Citoyen-Japonais du monde

Pour réussir dans le jeu vidéo aujourd’hui « il faut être un terrien d’abord et un japonais ensuite » affirme Tomonobu Itagaki. Même si les effets ne se font pas encore sentir, l’industrie japonaise a commencé à réagir. De façon spectaculaire avec l’acquisition en 2009 de l’éditeur britannique Eidos (Tomb Raider, le prochain Deus Ex…) par le méga éditeur Square-Enix jusque là grand spécialiste des jeux de rôles japonais (Final Fantasy, Dragon Quest). Et plus discrètement avec des éditeurs nippons envisageant sérieusement l’achat d’équipes occidentales ayant fait leurs preuves. Capcom vient ainsi de devenir majoritaire dans le studio canadien Blue Castle développeur de la suite de Dead Rising qui a réussi l’exploit de se vendre à 2 millions d’exemplaires en un mois.

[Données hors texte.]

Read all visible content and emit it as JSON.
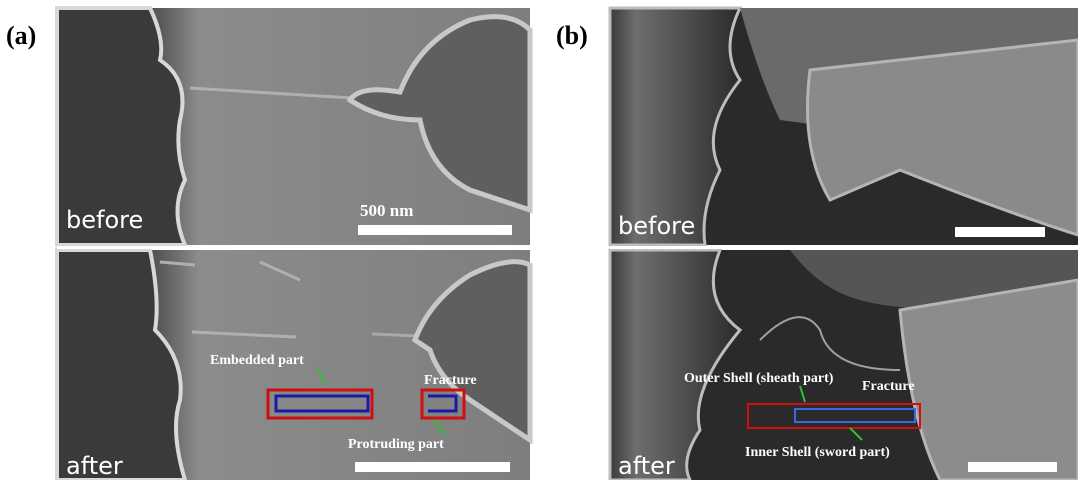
{
  "panels": [
    {
      "label": "(a)",
      "top": {
        "caption": "before",
        "scale_bar": "500 nm"
      },
      "bottom": {
        "caption": "after",
        "annotations": [
          "Embedded part",
          "Fracture",
          "Protruding part"
        ]
      }
    },
    {
      "label": "(b)",
      "top": {
        "caption": "before"
      },
      "bottom": {
        "caption": "after",
        "annotations": [
          "Outer Shell (sheath part)",
          "Fracture",
          "Inner Shell (sword part)"
        ]
      }
    }
  ]
}
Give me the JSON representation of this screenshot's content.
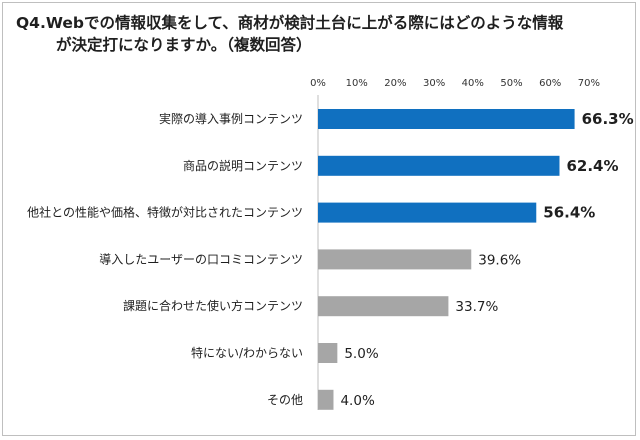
{
  "chart_data": {
    "type": "bar",
    "orientation": "horizontal",
    "title_line1": "Q4.Webでの情報収集をして、商材が検討土台に上がる際にはどのような情報",
    "title_line2": "が決定打になりますか。（複数回答）",
    "categories": [
      "実際の導入事例コンテンツ",
      "商品の説明コンテンツ",
      "他社との性能や価格、特徴が対比されたコンテンツ",
      "導入したユーザーの口コミコンテンツ",
      "課題に合わせた使い方コンテンツ",
      "特にない/わからない",
      "その他"
    ],
    "values": [
      66.3,
      62.4,
      56.4,
      39.6,
      33.7,
      5.0,
      4.0
    ],
    "value_labels": [
      "66.3%",
      "62.4%",
      "56.4%",
      "39.6%",
      "33.7%",
      "5.0%",
      "4.0%"
    ],
    "highlight": [
      true,
      true,
      true,
      false,
      false,
      false,
      false
    ],
    "xlim": [
      0,
      70
    ],
    "ticks": [
      0,
      10,
      20,
      30,
      40,
      50,
      60,
      70
    ],
    "tick_labels": [
      "0%",
      "10%",
      "20%",
      "30%",
      "40%",
      "50%",
      "60%",
      "70%"
    ],
    "colors": {
      "highlight": "#1070c0",
      "normal": "#a6a6a6",
      "axis": "#bfbfbf"
    }
  }
}
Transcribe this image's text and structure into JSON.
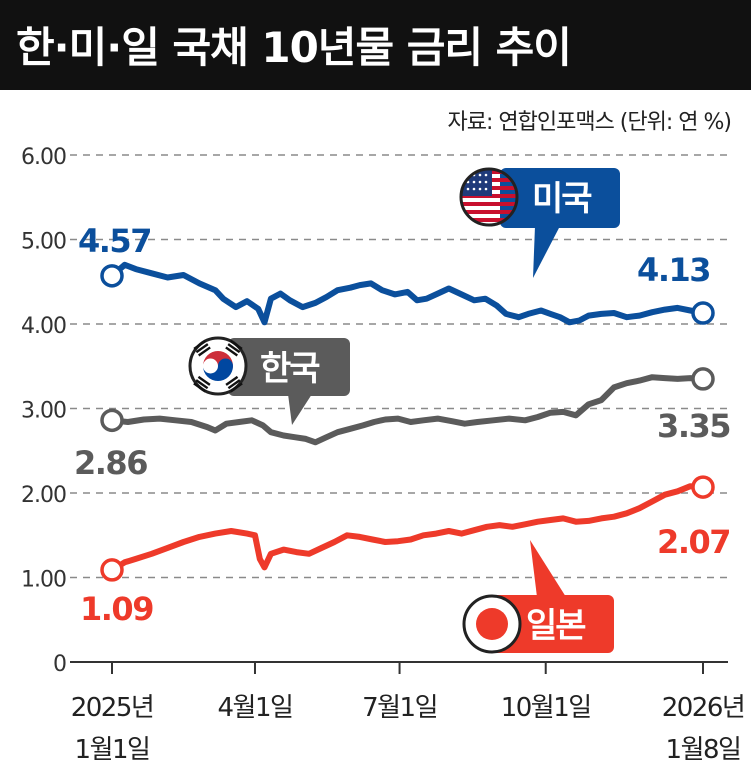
{
  "title": "한·미·일 국채 10년물 금리 추이",
  "source": "자료: 연합인포맥스 (단위: 연 %)",
  "colors": {
    "us": "#0b4f9c",
    "kr": "#5b5b5b",
    "jp": "#ee3a2a",
    "header_bg": "#111111"
  },
  "chart_data": {
    "type": "line",
    "title": "한·미·일 국채 10년물 금리 추이",
    "ylim": [
      0,
      6
    ],
    "y_ticks": [
      "0",
      "1.00",
      "2.00",
      "3.00",
      "4.00",
      "5.00",
      "6.00"
    ],
    "x_range": [
      0,
      372
    ],
    "x_ticks": [
      {
        "x": 0,
        "line1": "2025년",
        "line2": "1월1일"
      },
      {
        "x": 90,
        "line1": "4월1일",
        "line2": ""
      },
      {
        "x": 181,
        "line1": "7월1일",
        "line2": ""
      },
      {
        "x": 273,
        "line1": "10월1일",
        "line2": ""
      },
      {
        "x": 372,
        "line1": "2026년",
        "line2": "1월8일"
      }
    ],
    "series": [
      {
        "key": "us",
        "name": "미국",
        "icon": "us-flag-icon",
        "start_label": "4.57",
        "end_label": "4.13",
        "points": [
          [
            0,
            4.57
          ],
          [
            8,
            4.7
          ],
          [
            15,
            4.65
          ],
          [
            25,
            4.6
          ],
          [
            35,
            4.55
          ],
          [
            45,
            4.58
          ],
          [
            55,
            4.48
          ],
          [
            65,
            4.4
          ],
          [
            70,
            4.3
          ],
          [
            78,
            4.2
          ],
          [
            85,
            4.27
          ],
          [
            92,
            4.18
          ],
          [
            96,
            4.02
          ],
          [
            100,
            4.3
          ],
          [
            106,
            4.36
          ],
          [
            112,
            4.28
          ],
          [
            120,
            4.2
          ],
          [
            128,
            4.25
          ],
          [
            135,
            4.32
          ],
          [
            142,
            4.4
          ],
          [
            150,
            4.43
          ],
          [
            156,
            4.46
          ],
          [
            163,
            4.48
          ],
          [
            170,
            4.4
          ],
          [
            178,
            4.35
          ],
          [
            186,
            4.38
          ],
          [
            192,
            4.28
          ],
          [
            198,
            4.3
          ],
          [
            205,
            4.36
          ],
          [
            212,
            4.42
          ],
          [
            220,
            4.35
          ],
          [
            228,
            4.28
          ],
          [
            235,
            4.3
          ],
          [
            242,
            4.22
          ],
          [
            248,
            4.12
          ],
          [
            256,
            4.08
          ],
          [
            262,
            4.12
          ],
          [
            270,
            4.16
          ],
          [
            276,
            4.12
          ],
          [
            282,
            4.08
          ],
          [
            288,
            4.02
          ],
          [
            294,
            4.04
          ],
          [
            300,
            4.1
          ],
          [
            308,
            4.12
          ],
          [
            316,
            4.13
          ],
          [
            324,
            4.08
          ],
          [
            332,
            4.1
          ],
          [
            340,
            4.14
          ],
          [
            348,
            4.17
          ],
          [
            356,
            4.19
          ],
          [
            364,
            4.16
          ],
          [
            372,
            4.13
          ]
        ]
      },
      {
        "key": "kr",
        "name": "한국",
        "icon": "korea-flag-icon",
        "start_label": "2.86",
        "end_label": "3.35",
        "points": [
          [
            0,
            2.86
          ],
          [
            10,
            2.84
          ],
          [
            20,
            2.87
          ],
          [
            30,
            2.88
          ],
          [
            40,
            2.86
          ],
          [
            50,
            2.84
          ],
          [
            60,
            2.78
          ],
          [
            65,
            2.74
          ],
          [
            72,
            2.82
          ],
          [
            80,
            2.84
          ],
          [
            88,
            2.86
          ],
          [
            95,
            2.8
          ],
          [
            100,
            2.72
          ],
          [
            108,
            2.68
          ],
          [
            115,
            2.66
          ],
          [
            122,
            2.64
          ],
          [
            128,
            2.6
          ],
          [
            135,
            2.66
          ],
          [
            142,
            2.72
          ],
          [
            150,
            2.76
          ],
          [
            158,
            2.8
          ],
          [
            165,
            2.84
          ],
          [
            172,
            2.87
          ],
          [
            180,
            2.88
          ],
          [
            188,
            2.84
          ],
          [
            196,
            2.86
          ],
          [
            205,
            2.88
          ],
          [
            214,
            2.85
          ],
          [
            222,
            2.82
          ],
          [
            230,
            2.84
          ],
          [
            240,
            2.86
          ],
          [
            250,
            2.88
          ],
          [
            260,
            2.86
          ],
          [
            268,
            2.9
          ],
          [
            276,
            2.95
          ],
          [
            284,
            2.96
          ],
          [
            292,
            2.92
          ],
          [
            300,
            3.05
          ],
          [
            308,
            3.1
          ],
          [
            316,
            3.25
          ],
          [
            324,
            3.3
          ],
          [
            332,
            3.33
          ],
          [
            340,
            3.37
          ],
          [
            348,
            3.36
          ],
          [
            356,
            3.35
          ],
          [
            364,
            3.36
          ],
          [
            372,
            3.35
          ]
        ]
      },
      {
        "key": "jp",
        "name": "일본",
        "icon": "japan-flag-icon",
        "start_label": "1.09",
        "end_label": "2.07",
        "points": [
          [
            0,
            1.09
          ],
          [
            8,
            1.18
          ],
          [
            15,
            1.22
          ],
          [
            25,
            1.28
          ],
          [
            35,
            1.35
          ],
          [
            45,
            1.42
          ],
          [
            55,
            1.48
          ],
          [
            65,
            1.52
          ],
          [
            75,
            1.55
          ],
          [
            85,
            1.52
          ],
          [
            90,
            1.5
          ],
          [
            93,
            1.22
          ],
          [
            96,
            1.12
          ],
          [
            100,
            1.28
          ],
          [
            108,
            1.33
          ],
          [
            116,
            1.3
          ],
          [
            124,
            1.28
          ],
          [
            132,
            1.35
          ],
          [
            140,
            1.42
          ],
          [
            148,
            1.5
          ],
          [
            156,
            1.48
          ],
          [
            164,
            1.45
          ],
          [
            172,
            1.42
          ],
          [
            180,
            1.43
          ],
          [
            188,
            1.45
          ],
          [
            196,
            1.5
          ],
          [
            204,
            1.52
          ],
          [
            212,
            1.55
          ],
          [
            220,
            1.52
          ],
          [
            228,
            1.56
          ],
          [
            236,
            1.6
          ],
          [
            244,
            1.62
          ],
          [
            252,
            1.6
          ],
          [
            260,
            1.63
          ],
          [
            268,
            1.66
          ],
          [
            276,
            1.68
          ],
          [
            284,
            1.7
          ],
          [
            292,
            1.66
          ],
          [
            300,
            1.67
          ],
          [
            308,
            1.7
          ],
          [
            316,
            1.72
          ],
          [
            324,
            1.76
          ],
          [
            332,
            1.82
          ],
          [
            340,
            1.9
          ],
          [
            348,
            1.98
          ],
          [
            356,
            2.02
          ],
          [
            364,
            2.08
          ],
          [
            372,
            2.07
          ]
        ]
      }
    ]
  }
}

Échaudé par l’échec technique et commercial de Dark Void, une création, et de Bionic Commando, une re-création contemporaine, délégués à des studios respectivement américains et suédois, le même Capcom annonce en mai dernier qu’il ne confiera désormais que des suites de franchises bien établies à des studios occidentaux. Réincarné dans un héros aux cheveux noirs d’encre qui a choqué les puristes de la série, le prochain Devil May Cry est en cours de réalisation au sein du talentueux studio anglais Ninja Theory (Enslaved : Oddyssey to the West). Une méthode de collaboration est-ouest que Nintendo, là aussi précurseur, avait déjà tenté et réussi dans les années 90 et 2000 avec les anglais de Rare (GoldenEye 007, Donkey Kong…) et les texans de Retro Studios sur la série Metroid Prime et le prochain Donkey Kong Country Returns sur Wii. Aujourd’hui sur les étalages, à côté du transfuge Dead Rising 2, le nouveau Castlevania : Lords of Shadow de Konami a été réalisé par les espagnols de Mercury Steam sous la supervision de la star japonaise Hideo Kojima (Metal Gear Solid).

Néo cross-over

La mutation s’avère plus douloureuse du côté des développeurs japonais ambitieux encore indépendants. Malgré de gros efforts d’occidentalisation de leurs nouvelles créations. Les très américanisés Mad World de PlatinumGames et No More Heroes de Grasshopper ont fait un four sur Wii. Et il faudra guetter l’accueil mondial de l’étonnant, mais bâtard, Vanquish qui greffe, jusqu’à frôler la parodie high-tech, le modèle Gears of War à des affrontements mécha japonais. Son auteur, justement, l’insaisissable Shinji Mikami, a accepté de rejoindre l’éditeur américain Zenimax/Bethesda en compagnie de son studio attitré tokyoïte Tango Gameworks. L’auteur de Resident Evil côtoie ainsi les créateurs de Doom et Quake. Une situation inédite qui annonce peut-être une migration opportuniste vers l’ouest de quelques pointures japonaises courant après un vrai succès international. La crise identitaire du jeu vidéo à la japonaise s’apprête ainsi à donner naissance à un nouveau melting-pot économique et culturel américano-japonais sans que l’on sache très bien à qui il va profiter.